近大福山中学高校の塾対象学校説明会

 校長先生のお話から。
 この人、生徒に人気ないだろうなぁ、と、つい思ってしまう「つまんない話」をたんたんとお話なさる。現役の時には意外と熱血教師だったのかもしれないけれど、近大福山をどんな学校にしたいのか、ビジョンや夢がぜんぜん伝わってこない。枯れた管理職で上がりを待つだけ、といった風情が残念であったよ。
 次は、今年度から新設した、中学1年難関進学クラスの担任であり、学年主任である先生。歯切れはいい、しかし、合間に入る楽屋落ちの話がいただけない。「笑い」をとる句読点にならないで、テンポを外していた。さらに無自覚だから場はシラケていく。色々喋ってるんだけど「凄いクラス作り」をしているという意欲が伝わってこないし、「生徒たちがどんどん伸びている」という感触も得られない。「ふうぅん、そうですかぁ」という程度の感慨しか湧いてこない。説得力がない、と言うより、とにかく話が軽くて心に響かない、と言うしかない。
 「勉強」はもちろんだけれど、「クラブ」も頑張れるバランスのとれた楽しい学校生活を送れます、という八方美人的な主張が、拡散して収束しないから、とりとめのない印象を受けてしまったのだろう、と思う。
 伝統というべき濃い校風もなければ、宗教的バックボーンもないから「これが近大福山」というアイデンティティがいつもながら不透明。一時期、ガリガリの進学校をめざしていた時期もあったけれど、今は昔。近畿大学の附属校であることを強調する分だけ、学校のイメージはどんどん分裂していく。
 だから、中学3年から高校へあがる段階で、一部の優秀な生徒たちが外部受験して出て行くことになるんじゃないかしら。もっと彼らをガチッとひきつける魅力ある学校づくりをしていけば、もっとよい学校になるはず。惜しいことだ。
 選抜クラスをつくっています、さらに、今年から難関進学クラスもつくりました、広大附属福山にも対抗できる、もちろん誠之館にも負けない受験指導をしています、という学校側の対外的な宣伝戦略の足元から零れ落ちているのは、生徒と教師の絆の構築であったり、学校に対するトータルな(より人間的な)魅力の醸成であったりするのだろう。工夫していることはよくわかる。担任がひとりひとりの生徒をこまめに指導しようとしているのは疑いようがない。にもかかわず、生徒の学校全体に対する信頼感があつくならないわけがあるような気がする。
 最後に、ひとこと。
 近畿大学の人が来て、近畿大学の学校改革を語った内容は、それなりにおもしろかったけれど、近大福山中学・高校そのものの学校改革を同じくらい熱く語るべきだったんじゃないでしょうか。
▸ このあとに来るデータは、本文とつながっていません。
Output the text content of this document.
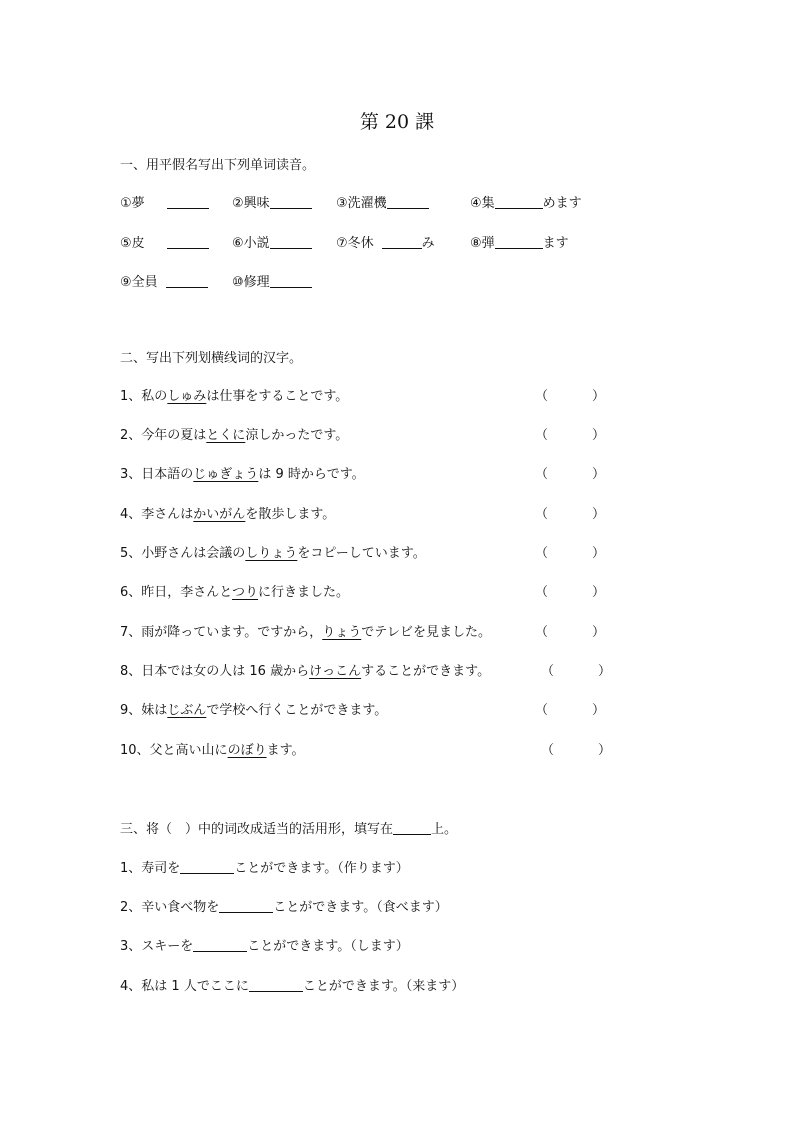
第 20 課
一、用平假名写出下列单词读音。
①夢	②興味	③洗濯機	④集	めます
⑤皮	⑥小説	⑦冬休	み	⑧弾	ます
⑨全員	⑩修理
二、写出下列划横线词的汉字。
1、私のしゅみは仕事をすることです。	（	）
2、今年の夏はとくに涼しかったです。	（	）
3、日本語のじゅぎょうは 9 時からです。	（	）
4、李さんはかいがんを散歩します。	（	）
5、小野さんは会議のしりょうをコピーしています。	（	）
6、昨日，李さんとつりに行きました。	（	）
7、雨が降っています。ですから，りょうでテレビを見ました。	（	）
8、日本では女の人は 16 歳からけっこんすることができます。	（	）
9、妹はじぶんで学校へ行くことができます。	（	）
10、父と高い山にのぼります。	（	）
三、将（　）中的词改成适当的活用形，填写在	上。
1、寿司を	ことができます。（作ります）
2、辛い食べ物を	ことができます。（食べます）
3、スキーを	ことができます。（します）
4、私は 1 人でここに	ことができます。（来ます）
「人のふんどしで相撲をとるな」って言っちゃぁ言いすぎでしょうか。僕は、いつも1部の説明会で帰るので、2部の懇親会でどんなお話がでているのか、さっぱり知らないのですけれど、そちらでお話をうかがうと、また、違った感想を抱くのかしら。できれば、1部の説明会で勝負するっていう姿勢でやりぬいて欲しい。